França tem sido um dos mais activos países europeus nas críticas aos projectos da Google. Desde que a empresa americana anunciou planos para criar a maior biblioteca digital do mundo, com o Google Books, que França, através dos seus mais altos dirigentes, tem insistido na ideia da Europa ripostar ao projecto.

A principal preocupação demonstrada pelos responsáveis tem sido a de garantir que as línguas alternativas ao inglês também garantam espaço de relevo na Internet, sobretudo a herança histórica e cultural dos países e que o projecto da Google não crie uma espécie de hegemonia anglo-saxónica.

Em conjunto, a Europa tem procurado responder a este desafio através da Biblioteca Digital Europeia, a Europeana, mas França acaba de apresentar um relatório com detalhes sobre um projecto unilateral que também pretende desenvolver com o mesmo objectivo de assegurar a representatividade da sua língua na Internet e a Google pode vir a ser parceira da iniciativa.

O ministro francês da cultura admitiu que a Google pode ser o veículo para impulsionar a presença do espólio francês na Internet, através de um projecto designado por Gallic, que por agora tem acesso restrito a profissionais.

Pelo Gallic, coordenado pela Biblioteca Nacional francesa, tem passado boa parte do esforço de digitalização de livros e outros documentos que França tem vindo a realizar e que, de acordo com dados revelados anteriormente, já mereceu um investimento de 750 milhões de euros.

Globalmente este projecto conta com perto de um milhão de documentos digitalizados, mas no âmbito de uma parceria publico-privada o Governo pretende torná-lo um competidor do Google Books, que reúne actualmente cerca de 10 milhões de livros digitalizados.

O Gallic será a base de um novo portal a partir do qual nascerá o candidato a concorrente do Google Books, baseado num modelo idealizado num estudo financiado pelo Governo e apresentado ontem.

As negociações com a Google e outros players podem surgir no sentido de partilhar custos na dispendiosa tarefa de digitalização dos livros, de forma a aumentar o espólio disponível, mas segundo o ministro da cultura francês, apenas se a empresa norte-americana aceitar "jogar pelas regras francesas", disse numa conferência de imprensa.

Um acordo com a Google poderia também visar a troca de livros digitalizados pela Google - a maior parte em universidades americanas - por livros e documentos em francês, já digitalizados no âmbito do projecto Gallic.

Os autores franceses visados pelas digitalizações terão o poder de decisão relativamente à porção do livro que fica disponível online.
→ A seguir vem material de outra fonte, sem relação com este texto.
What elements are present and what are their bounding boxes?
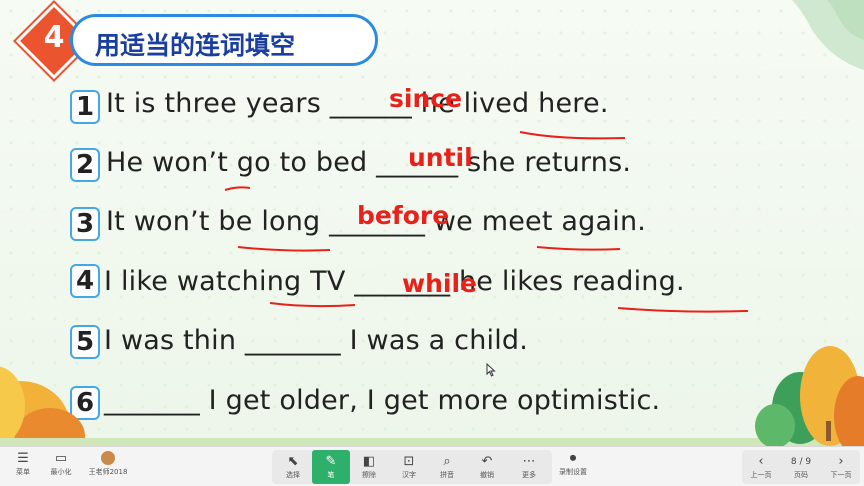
record-settings-button[interactable]: ⏺ 录制设置 [556,447,590,481]
mouse-pointer-icon [486,363,496,377]
select-tool-button[interactable]: ⬉ 选择 [274,450,312,484]
minimize-label: 最小化 [50,468,72,476]
page-navigation: ‹ 上一页 8 / 9 页码 › 下一页 [742,450,860,484]
slide: 用适当的连词填空 4 1 It is three years ______ he… [0,0,864,446]
annotation-stroke [269,302,356,308]
bottom-toolbar: ☰ 菜单 ▭ 最小化 王老师2018 ⬉ 选择 ✎ 笔 ◧ 擦除 ⊡ 汉字 ⌕ … [0,446,864,486]
hanzi-tool-button[interactable]: ⊡ 汉字 [390,450,428,484]
menu-button[interactable]: ☰ 菜单 [4,447,42,481]
record-label: 录制设置 [559,468,587,476]
pinyin-label: 拼音 [440,471,454,479]
hanzi-label: 汉字 [402,471,416,479]
more-label: 更多 [522,471,536,479]
annotation-stroke [536,246,621,251]
annotation-stroke [224,186,251,191]
annotation-stroke [617,307,749,313]
eraser-tool-button[interactable]: ◧ 擦除 [350,450,388,484]
undo-label: 撤销 [480,471,494,479]
more-icon: ⋯ [522,454,536,469]
next-page-label: 下一页 [830,471,852,479]
next-page-button[interactable]: › 下一页 [822,450,860,484]
pen-tool-button[interactable]: ✎ 笔 [312,450,350,484]
chevron-left-icon: ‹ [758,454,764,469]
undo-icon: ↶ [481,454,493,469]
eraser-label: 擦除 [362,471,376,479]
user-name: 王老师2018 [88,468,128,476]
record-icon: ⏺ [569,451,577,466]
page-number: 8 / 9 [790,457,812,467]
pen-icon: ✎ [325,454,337,469]
annotation-stroke [237,246,331,252]
cursor-icon: ⬉ [287,454,299,469]
avatar [82,451,134,467]
menu-label: 菜单 [16,468,30,476]
menu-icon: ☰ [17,451,29,466]
eraser-icon: ◧ [362,454,376,469]
page-label: 页码 [794,471,808,479]
page-indicator[interactable]: 8 / 9 页码 [782,450,820,484]
user-profile-button[interactable]: 王老师2018 [82,447,134,481]
pinyin-tool-button[interactable]: ⌕ 拼音 [428,450,466,484]
tool-group: ⬉ 选择 ✎ 笔 ◧ 擦除 ⊡ 汉字 ⌕ 拼音 ↶ 撤销 ⋯ 更多 [272,450,552,484]
pen-label: 笔 [327,471,335,479]
hanzi-icon: ⊡ [403,454,415,469]
annotation-stroke [519,131,626,140]
minimize-button[interactable]: ▭ 最小化 [42,447,80,481]
more-button[interactable]: ⋯ 更多 [510,450,548,484]
prev-page-button[interactable]: ‹ 上一页 [742,450,780,484]
select-label: 选择 [286,471,300,479]
pinyin-icon: ⌕ [443,454,451,469]
minimize-icon: ▭ [54,451,68,466]
autumn-trees-decoration [0,346,864,446]
prev-page-label: 上一页 [750,471,772,479]
chevron-right-icon: › [838,454,844,469]
undo-button[interactable]: ↶ 撤销 [468,450,506,484]
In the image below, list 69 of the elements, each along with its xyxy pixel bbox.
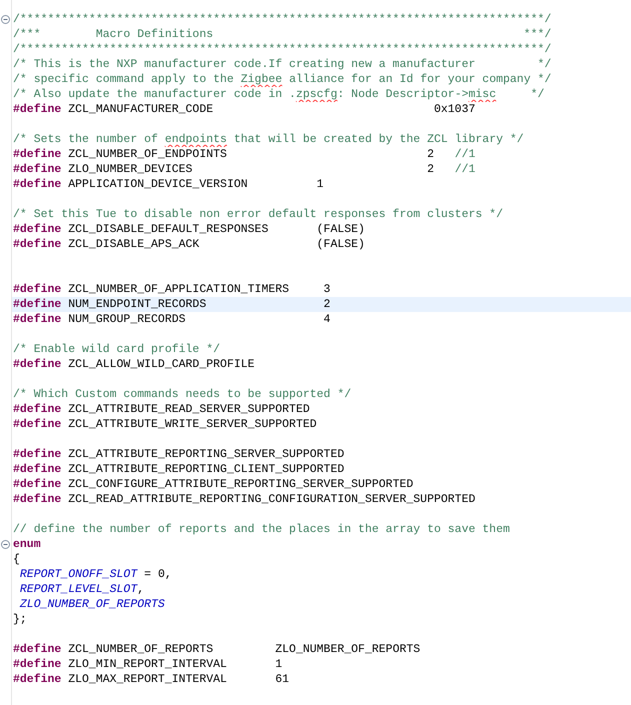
code-text: ZCL_NUMBER_OF_APPLICATION_TIMERS 3 (67, 282, 330, 297)
code-text: ZCL_ATTRIBUTE_WRITE_SERVER_SUPPORTED (67, 417, 317, 432)
code-text: = 0, (143, 567, 172, 582)
code-keyword: #define (13, 282, 62, 297)
code-comment: /* specific command apply to the (13, 72, 235, 87)
code-text: ZLO_MIN_REPORT_INTERVAL 1 (67, 657, 282, 672)
code-text: APPLICATION_DEVICE_VERSION 1 (67, 177, 324, 192)
code-text: ZCL_NUMBER_OF_REPORTS ZLO_NUMBER_OF_REPORTS (67, 642, 420, 657)
code-keyword: #define (13, 237, 62, 252)
code-text: ZLO_NUMBER_DEVICES 2 (67, 162, 435, 177)
code-text: ZCL_MANUFACTURER_CODE 0x1037 (67, 102, 476, 117)
code-comment: /* Enable wild card profile */ (13, 342, 220, 357)
code-text: ZCL_ATTRIBUTE_READ_SERVER_SUPPORTED (67, 402, 310, 417)
code-comment: /*** Macro Definitions ***/ (13, 27, 552, 42)
code-keyword: #define (13, 222, 62, 237)
code-comment: /****************************************************************************/ (13, 42, 552, 57)
code-keyword: #define (13, 657, 62, 672)
code-text: ZCL_ALLOW_WILD_CARD_PROFILE (67, 357, 255, 372)
code-comment: alliance for an Id for your company */ (288, 72, 552, 87)
code-text: , (137, 582, 144, 597)
misspelled-word: endpoints (164, 132, 227, 147)
code-keyword: #define (13, 147, 62, 162)
misspelled-word: misc (468, 87, 496, 102)
code-keyword: #define (13, 477, 62, 492)
code-keyword: #define (13, 162, 62, 177)
code-comment: // define the number of reports and the places in the array to save them (13, 522, 510, 537)
code-comment: /* This is the NXP manufacturer code.If creating new a manufacturer */ (13, 57, 552, 72)
code-comment: : Node Descriptor-> (337, 87, 468, 102)
code-text: ZCL_ATTRIBUTE_REPORTING_SERVER_SUPPORTED (67, 447, 344, 462)
code-text: }; (13, 612, 27, 627)
code-keyword: #define (13, 492, 62, 507)
misspelled-word: Zigbee (240, 72, 282, 87)
code-keyword: enum (13, 537, 41, 552)
code-keyword: #define (13, 297, 62, 312)
code-keyword: #define (13, 402, 62, 417)
code-keyword: #define (13, 642, 62, 657)
enum-constant: ZLO_NUMBER_OF_REPORTS (18, 597, 165, 612)
code-text: { (13, 552, 20, 567)
code-keyword: #define (13, 417, 62, 432)
code-text: NUM_ENDPOINT_RECORDS 2 (67, 297, 330, 312)
code-keyword: #define (13, 177, 62, 192)
code-comment: //1 (454, 147, 476, 162)
fold-collapse-icon[interactable] (1, 540, 10, 549)
code-keyword: #define (13, 447, 62, 462)
code-text: ZCL_ATTRIBUTE_REPORTING_CLIENT_SUPPORTED (67, 462, 344, 477)
misspelled-word: zpscfg (296, 87, 338, 102)
code-keyword: #define (13, 102, 62, 117)
code-text: ZCL_NUMBER_OF_ENDPOINTS 2 (67, 147, 435, 162)
code-comment: /* Which Custom commands needs to be supported */ (13, 387, 352, 402)
code-text: ZCL_READ_ATTRIBUTE_REPORTING_CONFIGURATION_SERVER_SUPPORTED (67, 492, 476, 507)
code-keyword: #define (13, 462, 62, 477)
enum-constant: REPORT_ONOFF_SLOT (18, 567, 138, 582)
code-text: ZCL_DISABLE_DEFAULT_RESPONSES (FALSE) (67, 222, 365, 237)
code-comment: that will be created by the ZCL library */ (232, 132, 524, 147)
code-comment: /* Sets the number of (13, 132, 159, 147)
code-keyword: #define (13, 357, 62, 372)
fold-collapse-icon[interactable] (1, 15, 10, 24)
code-text: ZLO_MAX_REPORT_INTERVAL 61 (67, 672, 290, 687)
code-text: ZCL_CONFIGURE_ATTRIBUTE_REPORTING_SERVER_SUPPORTED (67, 477, 414, 492)
code-keyword: #define (13, 312, 62, 327)
code-text: ZCL_DISABLE_APS_ACK (FALSE) (67, 237, 365, 252)
code-comment: /****************************************************************************/ (13, 12, 552, 27)
enum-constant: REPORT_LEVEL_SLOT (18, 582, 138, 597)
code-text: NUM_GROUP_RECORDS 4 (67, 312, 330, 327)
code-comment: /* Set this Tue to disable non error default responses from clusters */ (13, 207, 503, 222)
code-comment: */ (530, 87, 544, 102)
code-comment: //1 (454, 162, 476, 177)
code-keyword: #define (13, 672, 62, 687)
code-comment: /* Also update the manufacturer code in . (13, 87, 296, 102)
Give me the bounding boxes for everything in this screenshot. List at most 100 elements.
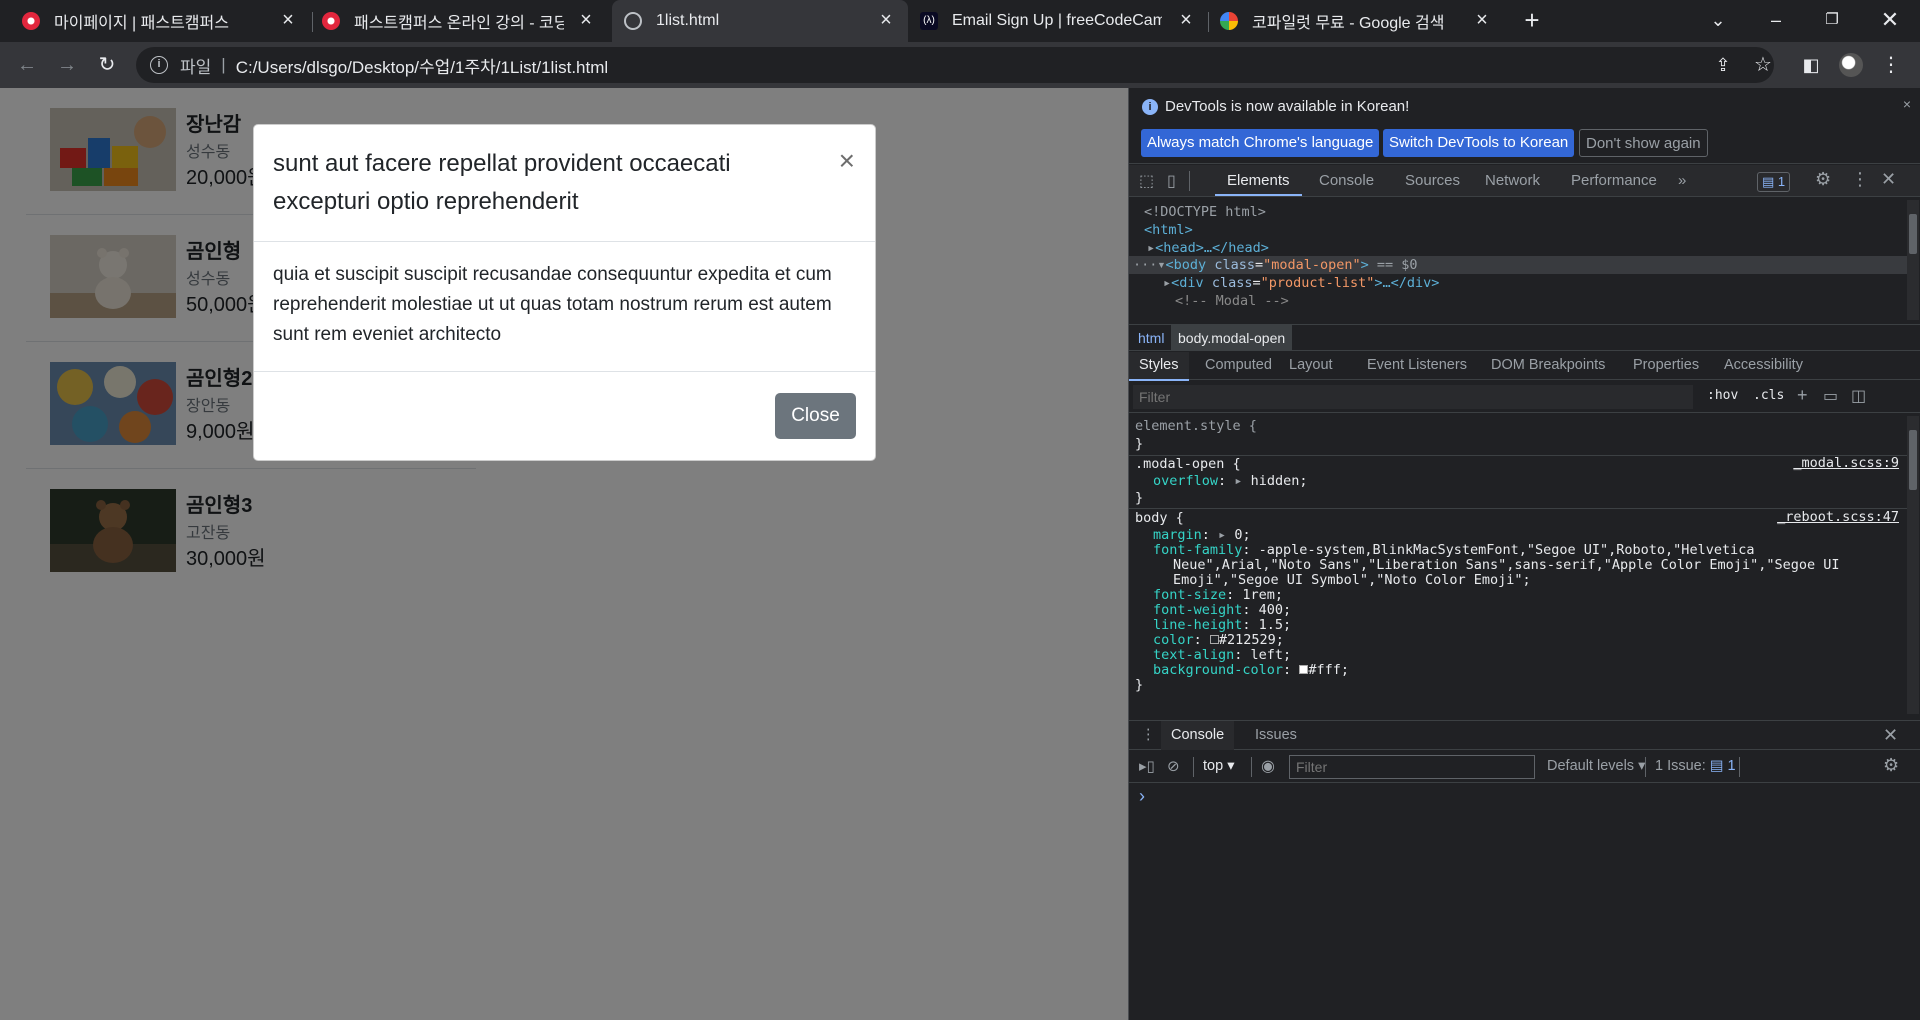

Se o utilizador quiser ter acesso ao restante é encaminhado para uma loja online, explica o responsável pelo estudo citado pela Associated Press. A exploração comercial desta Biblioteca Digital vai ser assegurada por publicidade.

Numa entrevista ao Le Monde o ministro francês da cultura criticou ainda as condições em que muitas empresas ou entidades europeias aceitaram negociar com a Google, sobretudo no que se refere à exclusividade dos acordos anunciados.

Frederic Mitterrand, que pretende visitar em breve os escritórios da Google nos Estados Unidos, assegurou ainda que França negociará com a empresa norte-americana sempre numa base aberta e de não exclusividade de acesso aos conteúdos.